Pawn loan alternatives
With the high price the lender will charge you to retrieve your collateral and the risk of losing the item if you fail to pay, it is worth considering other options before agreeing to a pawn loan, including:
Personal loan or line of credit: An unsecured personal loan or line of credit provided by a bank or credit union is one way to access emergency funds at a lower interest rate than a pawn loan, and doesn’t require collateral. You may need to meet minimum credit score requirements, however.
Higher credit card limit or cash advance: For Canadians with a credit card, requesting a higher limit from your provider may provide a temporary solution to cash flow concerns.
Cash advance. Taking out a cash advance from your credit card to cover an emergency expense will come with a fee and an APR that is higher than your credit card APR, but it will likely be lower than the annual interest you’ll pay for a pawn loan.

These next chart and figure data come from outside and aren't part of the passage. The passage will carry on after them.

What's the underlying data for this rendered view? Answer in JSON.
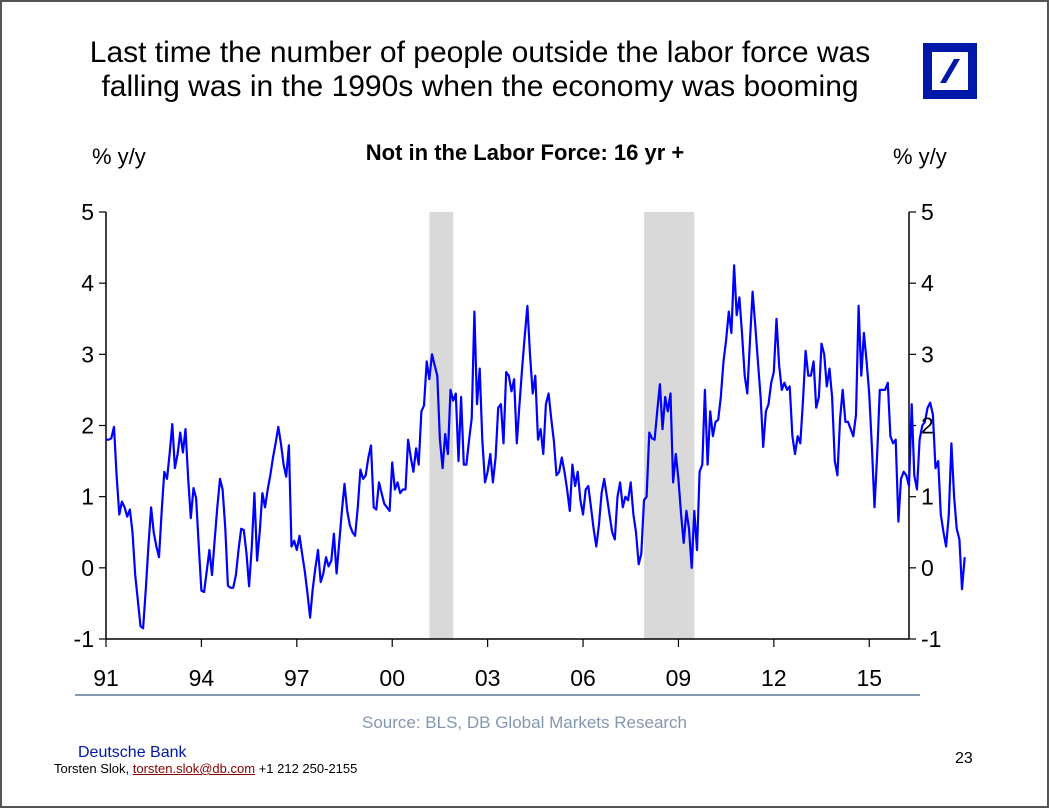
{
  "slide": {
    "title_line1": "Last time the number of people outside the labor force was",
    "title_line2": "falling was in the 1990s when the economy was booming",
    "logo": "deutsche-bank-logo",
    "source": "Source: BLS, DB Global Markets Research",
    "brand": "Deutsche Bank",
    "author_name": "Torsten Slok, ",
    "author_email": "torsten.slok@db.com",
    "author_phone": " +1 212 250-2155",
    "page_number": "23"
  },
  "colors": {
    "line": "#0000ff",
    "recession": "#d9d9d9",
    "brand": "#0018a8",
    "source": "#8497b0"
  },
  "chart_data": {
    "type": "line",
    "title": "Not in the Labor Force: 16 yr +",
    "ylabel_left": "% y/y",
    "ylabel_right": "% y/y",
    "xlabel": "",
    "ylim": [
      -1,
      5
    ],
    "yticks": [
      -1,
      0,
      1,
      2,
      3,
      4,
      5
    ],
    "ytick_labels": [
      "-1",
      "0",
      "1",
      "2",
      "3",
      "4",
      "5"
    ],
    "xlim": [
      1991.0,
      2016.25
    ],
    "xticks": [
      1991,
      1994,
      1997,
      2000,
      2003,
      2006,
      2009,
      2012,
      2015
    ],
    "xtick_labels": [
      "91",
      "94",
      "97",
      "00",
      "03",
      "06",
      "09",
      "12",
      "15"
    ],
    "grid": false,
    "recessions": [
      [
        2001.17,
        2001.92
      ],
      [
        2007.92,
        2009.5
      ]
    ],
    "series": [
      {
        "name": "Not in the Labor Force: 16 yr + (% y/y)",
        "start": 1991.0,
        "frequency": "monthly",
        "values": [
          1.8,
          1.8,
          1.82,
          1.98,
          1.3,
          0.75,
          0.93,
          0.85,
          0.72,
          0.82,
          0.5,
          -0.1,
          -0.45,
          -0.82,
          -0.85,
          -0.3,
          0.3,
          0.85,
          0.5,
          0.3,
          0.15,
          0.8,
          1.35,
          1.25,
          1.6,
          2.02,
          1.4,
          1.6,
          1.9,
          1.62,
          1.95,
          1.25,
          0.7,
          1.12,
          0.98,
          0.3,
          -0.32,
          -0.34,
          -0.05,
          0.25,
          -0.1,
          0.4,
          0.85,
          1.25,
          1.1,
          0.55,
          -0.25,
          -0.28,
          -0.28,
          -0.1,
          0.25,
          0.55,
          0.53,
          0.2,
          -0.26,
          0.3,
          1.05,
          0.1,
          0.5,
          1.05,
          0.85,
          1.1,
          1.3,
          1.55,
          1.75,
          1.98,
          1.75,
          1.45,
          1.28,
          1.72,
          0.3,
          0.38,
          0.25,
          0.45,
          0.2,
          -0.05,
          -0.35,
          -0.7,
          -0.3,
          0.0,
          0.25,
          -0.2,
          -0.08,
          0.15,
          0.02,
          0.1,
          0.48,
          -0.08,
          0.35,
          0.8,
          1.18,
          0.8,
          0.6,
          0.5,
          0.45,
          0.85,
          1.38,
          1.25,
          1.3,
          1.55,
          1.72,
          0.85,
          0.82,
          1.2,
          1.05,
          0.9,
          0.85,
          0.8,
          1.48,
          1.1,
          1.2,
          1.05,
          1.1,
          1.1,
          1.8,
          1.55,
          1.35,
          1.68,
          1.45,
          2.2,
          2.28,
          2.9,
          2.65,
          3.0,
          2.85,
          2.7,
          1.8,
          1.4,
          1.88,
          1.6,
          2.5,
          2.35,
          2.45,
          1.5,
          2.4,
          1.45,
          1.45,
          1.8,
          2.1,
          3.6,
          2.3,
          2.8,
          1.8,
          1.2,
          1.35,
          1.6,
          1.2,
          1.55,
          2.25,
          2.3,
          1.75,
          2.75,
          2.7,
          2.48,
          2.65,
          1.75,
          2.28,
          2.8,
          3.25,
          3.68,
          3.0,
          2.45,
          2.7,
          1.8,
          1.95,
          1.6,
          2.3,
          2.45,
          2.1,
          1.78,
          1.3,
          1.35,
          1.55,
          1.35,
          1.1,
          0.8,
          1.45,
          1.15,
          1.35,
          0.95,
          0.75,
          1.1,
          1.15,
          0.85,
          0.55,
          0.3,
          0.6,
          1.05,
          1.25,
          1.0,
          0.75,
          0.5,
          0.4,
          1.0,
          1.2,
          0.85,
          1.0,
          0.95,
          1.2,
          0.75,
          0.5,
          0.05,
          0.2,
          0.95,
          1.0,
          1.9,
          1.82,
          1.8,
          2.2,
          2.58,
          1.95,
          2.4,
          2.2,
          2.45,
          1.2,
          1.6,
          1.25,
          0.75,
          0.35,
          0.8,
          0.55,
          0.0,
          0.8,
          0.25,
          1.35,
          1.45,
          2.5,
          1.45,
          2.2,
          1.85,
          2.05,
          2.08,
          2.4,
          2.9,
          3.2,
          3.6,
          3.3,
          4.25,
          3.55,
          3.8,
          3.3,
          2.7,
          2.45,
          3.2,
          3.88,
          3.4,
          2.9,
          2.4,
          1.7,
          2.2,
          2.3,
          2.6,
          2.75,
          3.5,
          2.85,
          2.5,
          2.6,
          2.5,
          2.55,
          1.85,
          1.6,
          1.85,
          1.75,
          2.35,
          3.05,
          2.7,
          2.7,
          2.9,
          2.25,
          2.4,
          3.15,
          3.0,
          2.55,
          2.8,
          2.4,
          1.5,
          1.3,
          2.1,
          2.5,
          2.05,
          2.05,
          1.95,
          1.85,
          2.15,
          3.68,
          2.7,
          3.3,
          2.9,
          2.45,
          1.7,
          0.85,
          1.6,
          2.5,
          2.5,
          2.5,
          2.6,
          1.85,
          1.75,
          1.8,
          0.65,
          1.25,
          1.35,
          1.3,
          1.15,
          2.3,
          1.3,
          1.1,
          1.8,
          2.0,
          2.05,
          2.25,
          2.32,
          2.15,
          1.4,
          1.5,
          0.75,
          0.5,
          0.3,
          0.75,
          1.75,
          1.0,
          0.55,
          0.4,
          -0.3,
          0.15
        ]
      }
    ]
  }
}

Overdraft protection: For emergency cash flow needs, you may be able to add overdraft protection to your chequing account with your financial institution, which will allow you to carry a negative balance for a short period of time without penalty.
Frequently asked questions about pawn loans
No. Pawnbrokers offer loans using physical items as collateral. Payday loans use your future expected income as collateral.
Pawn loan interest rates depend on factors like the amount borrowed and provincial regulations. Rates differ by lender but are generally made up of an interest rate and a storage fee.